Um Komplexität und Aufwand zu reduzieren, wurde entschieden, sich auf das Prognosemodell, den Duldungsfall und die Pauschalabrechnung zu beschränken, was gut zu den Anforderungen und Erwartungen der Kunden passte, die größtenteils Anlagen mit einer Erzeugung zwischen 100 kW und 1 MW betrieben. Da vom Hersteller des von der Interconnector eingesetzten EDM- und Marktkommunikationssystems die Umsetzung der neu eingeführten EIV- und BTR-Rolle nicht unterstützt wurde, entschloss man sich, diese in einem separaten Modul umzusetzen, welches von der eigenen IT-Abteilung entwickelt wurde. Auf Basis der veröffentlichten Marktregeln und BDEW-Dokumente wurden die Anforderungen an dieses Modul definiert, die Anbindung an Connect+ sowie die Schnittstellen zu den Umsystemen spezifiziert, insbesondere zum Kundenportal, um die Abwicklung möglichst vollautomatisch in die bestehende Systemkette zu integrieren.
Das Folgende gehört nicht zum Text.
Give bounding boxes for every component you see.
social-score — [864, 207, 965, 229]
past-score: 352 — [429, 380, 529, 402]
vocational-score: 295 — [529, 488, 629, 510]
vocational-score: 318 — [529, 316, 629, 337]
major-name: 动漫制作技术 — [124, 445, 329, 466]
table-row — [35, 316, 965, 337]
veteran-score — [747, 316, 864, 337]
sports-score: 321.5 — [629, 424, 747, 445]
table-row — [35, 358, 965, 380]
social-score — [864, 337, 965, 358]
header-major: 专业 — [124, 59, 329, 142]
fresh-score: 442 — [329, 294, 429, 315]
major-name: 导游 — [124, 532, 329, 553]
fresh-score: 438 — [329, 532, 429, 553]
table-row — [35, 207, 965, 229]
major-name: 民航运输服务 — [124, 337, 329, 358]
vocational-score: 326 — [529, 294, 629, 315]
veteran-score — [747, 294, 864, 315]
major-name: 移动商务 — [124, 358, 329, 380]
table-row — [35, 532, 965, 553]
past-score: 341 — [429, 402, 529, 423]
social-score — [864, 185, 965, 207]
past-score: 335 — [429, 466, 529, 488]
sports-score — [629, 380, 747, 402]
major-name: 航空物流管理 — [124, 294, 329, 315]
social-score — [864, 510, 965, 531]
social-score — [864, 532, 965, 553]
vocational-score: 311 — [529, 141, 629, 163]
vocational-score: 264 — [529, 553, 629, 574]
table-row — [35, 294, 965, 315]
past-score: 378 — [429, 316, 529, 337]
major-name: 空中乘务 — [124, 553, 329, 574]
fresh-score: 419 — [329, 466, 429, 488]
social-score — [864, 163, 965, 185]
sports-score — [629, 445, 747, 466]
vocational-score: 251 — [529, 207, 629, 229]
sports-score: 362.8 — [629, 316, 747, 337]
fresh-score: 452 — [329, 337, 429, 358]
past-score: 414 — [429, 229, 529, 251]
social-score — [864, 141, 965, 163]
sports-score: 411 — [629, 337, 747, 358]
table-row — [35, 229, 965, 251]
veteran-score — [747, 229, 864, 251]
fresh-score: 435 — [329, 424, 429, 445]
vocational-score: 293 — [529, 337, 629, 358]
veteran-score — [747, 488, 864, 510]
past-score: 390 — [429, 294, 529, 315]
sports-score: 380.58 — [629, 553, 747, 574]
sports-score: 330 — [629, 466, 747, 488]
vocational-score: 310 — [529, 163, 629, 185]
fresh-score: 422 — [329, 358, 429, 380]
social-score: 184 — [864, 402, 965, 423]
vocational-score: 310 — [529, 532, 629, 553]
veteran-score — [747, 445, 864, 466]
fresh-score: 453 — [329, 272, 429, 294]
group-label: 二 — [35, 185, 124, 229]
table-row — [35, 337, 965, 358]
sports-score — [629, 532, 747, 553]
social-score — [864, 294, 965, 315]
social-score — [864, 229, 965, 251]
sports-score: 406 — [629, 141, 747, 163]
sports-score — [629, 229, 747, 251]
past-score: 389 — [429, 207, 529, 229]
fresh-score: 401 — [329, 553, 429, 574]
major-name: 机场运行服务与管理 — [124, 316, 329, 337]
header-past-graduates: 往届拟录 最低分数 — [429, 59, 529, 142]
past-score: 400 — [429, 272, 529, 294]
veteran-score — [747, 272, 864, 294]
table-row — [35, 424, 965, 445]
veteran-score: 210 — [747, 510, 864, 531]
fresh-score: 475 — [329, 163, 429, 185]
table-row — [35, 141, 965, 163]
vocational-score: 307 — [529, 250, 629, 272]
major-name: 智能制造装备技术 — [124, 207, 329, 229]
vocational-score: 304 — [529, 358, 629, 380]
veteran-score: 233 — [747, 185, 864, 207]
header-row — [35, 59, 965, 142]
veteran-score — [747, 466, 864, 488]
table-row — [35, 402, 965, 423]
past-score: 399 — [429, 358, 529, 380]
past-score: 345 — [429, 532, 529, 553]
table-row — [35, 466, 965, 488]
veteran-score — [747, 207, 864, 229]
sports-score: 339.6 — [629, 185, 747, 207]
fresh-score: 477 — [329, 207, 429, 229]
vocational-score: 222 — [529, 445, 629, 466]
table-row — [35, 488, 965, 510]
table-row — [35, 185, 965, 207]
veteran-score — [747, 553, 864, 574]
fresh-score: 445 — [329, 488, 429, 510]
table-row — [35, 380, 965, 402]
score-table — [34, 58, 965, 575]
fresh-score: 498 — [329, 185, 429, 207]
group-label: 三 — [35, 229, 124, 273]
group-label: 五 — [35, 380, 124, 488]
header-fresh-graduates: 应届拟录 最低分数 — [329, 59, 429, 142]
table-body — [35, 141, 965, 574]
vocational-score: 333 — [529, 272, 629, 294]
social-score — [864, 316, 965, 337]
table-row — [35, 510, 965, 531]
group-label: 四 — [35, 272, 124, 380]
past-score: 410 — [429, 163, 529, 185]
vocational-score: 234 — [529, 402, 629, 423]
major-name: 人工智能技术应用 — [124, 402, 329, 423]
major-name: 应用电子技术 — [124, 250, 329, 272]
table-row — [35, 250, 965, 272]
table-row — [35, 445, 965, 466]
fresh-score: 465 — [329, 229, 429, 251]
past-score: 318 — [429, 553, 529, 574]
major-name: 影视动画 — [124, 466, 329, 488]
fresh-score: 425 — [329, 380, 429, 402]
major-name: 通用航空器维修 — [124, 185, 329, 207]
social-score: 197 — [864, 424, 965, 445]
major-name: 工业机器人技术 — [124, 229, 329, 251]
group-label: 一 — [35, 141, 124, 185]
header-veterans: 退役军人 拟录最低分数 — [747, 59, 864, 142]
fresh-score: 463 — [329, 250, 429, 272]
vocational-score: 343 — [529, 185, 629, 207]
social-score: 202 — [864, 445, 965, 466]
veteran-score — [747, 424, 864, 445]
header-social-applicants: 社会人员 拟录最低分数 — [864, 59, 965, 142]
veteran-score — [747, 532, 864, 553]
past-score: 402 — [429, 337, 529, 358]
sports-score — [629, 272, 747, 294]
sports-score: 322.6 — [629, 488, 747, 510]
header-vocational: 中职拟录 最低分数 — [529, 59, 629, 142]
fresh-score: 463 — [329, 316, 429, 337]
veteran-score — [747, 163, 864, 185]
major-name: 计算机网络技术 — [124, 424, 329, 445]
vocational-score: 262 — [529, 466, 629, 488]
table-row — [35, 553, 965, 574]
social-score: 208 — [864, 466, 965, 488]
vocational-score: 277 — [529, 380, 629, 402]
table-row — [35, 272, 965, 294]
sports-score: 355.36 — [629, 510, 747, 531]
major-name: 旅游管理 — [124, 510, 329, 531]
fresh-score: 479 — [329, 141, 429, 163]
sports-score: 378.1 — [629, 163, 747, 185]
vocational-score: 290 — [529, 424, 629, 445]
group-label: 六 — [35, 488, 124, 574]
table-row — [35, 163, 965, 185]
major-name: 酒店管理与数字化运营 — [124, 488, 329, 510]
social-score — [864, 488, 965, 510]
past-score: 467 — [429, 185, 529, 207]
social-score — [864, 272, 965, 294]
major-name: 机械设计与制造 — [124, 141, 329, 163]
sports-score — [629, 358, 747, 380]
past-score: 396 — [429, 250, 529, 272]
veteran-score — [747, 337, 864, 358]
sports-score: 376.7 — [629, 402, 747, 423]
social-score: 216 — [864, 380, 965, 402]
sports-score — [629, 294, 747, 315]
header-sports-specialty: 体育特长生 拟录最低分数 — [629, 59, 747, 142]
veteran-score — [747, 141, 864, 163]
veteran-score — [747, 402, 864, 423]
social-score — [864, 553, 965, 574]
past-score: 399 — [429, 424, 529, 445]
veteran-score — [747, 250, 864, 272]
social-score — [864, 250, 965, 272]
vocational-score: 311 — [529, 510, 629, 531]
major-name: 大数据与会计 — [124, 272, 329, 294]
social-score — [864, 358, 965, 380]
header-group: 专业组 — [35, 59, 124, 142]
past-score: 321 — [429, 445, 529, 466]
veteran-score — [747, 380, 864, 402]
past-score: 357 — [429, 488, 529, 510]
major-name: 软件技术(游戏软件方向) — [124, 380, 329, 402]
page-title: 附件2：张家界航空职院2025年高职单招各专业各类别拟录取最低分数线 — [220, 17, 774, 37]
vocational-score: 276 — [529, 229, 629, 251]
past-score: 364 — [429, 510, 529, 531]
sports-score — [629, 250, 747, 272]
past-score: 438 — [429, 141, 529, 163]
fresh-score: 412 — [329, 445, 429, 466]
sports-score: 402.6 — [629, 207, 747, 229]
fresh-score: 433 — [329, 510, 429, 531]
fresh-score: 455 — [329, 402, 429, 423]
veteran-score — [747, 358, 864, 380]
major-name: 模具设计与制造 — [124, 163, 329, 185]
Neben der Begleitung der Entwicklung bis zum Go-live wurden auch die Integration in die Direktvermarktungsverträge fachlich von CONSULECTRA unterstützt, die Anpassung der bestehenden Geschäftsprozesse begleitet und eine Serviceorganisation mit aufgebaut. Aufgrund der zahlreichen Anpassungen der Marktregeln, der Unsicherheit im Markt und der von vielen Marktteilnehmern nicht fehlerfrei umgesetzten Prozesse wurde viel Wert auf ausreichende Tests, Abstimmungen mit Marktpartnern und Direktvermarktungskunden gelegt.
Während der Redispatch-2.0-Einführung entschied die EnBW, das Direktvermarktungsgeschäft von Interconnector für Betreiber mit geringerer Leistung in die EnBW Trading GmbH zu integrieren, die ebenfalls Direktvermarktungsverträge anbietet, jedoch schwerpunktmäßig für Anlagen mit hoher Leistung. Dieses Vorhaben bringt nicht nur vertragliche Fragestellungen mit sich, sondern auch Anpassungsbedarf bei Prozessen, IT-Systemen sowie der potentiellen Umstellung der Lieferanten-, EIV- und BTR-Rolle von Interconnector auf EnBW. Einige der Themenfelder dieser Transition werden dabei auch von CONSULECTRA begleitet.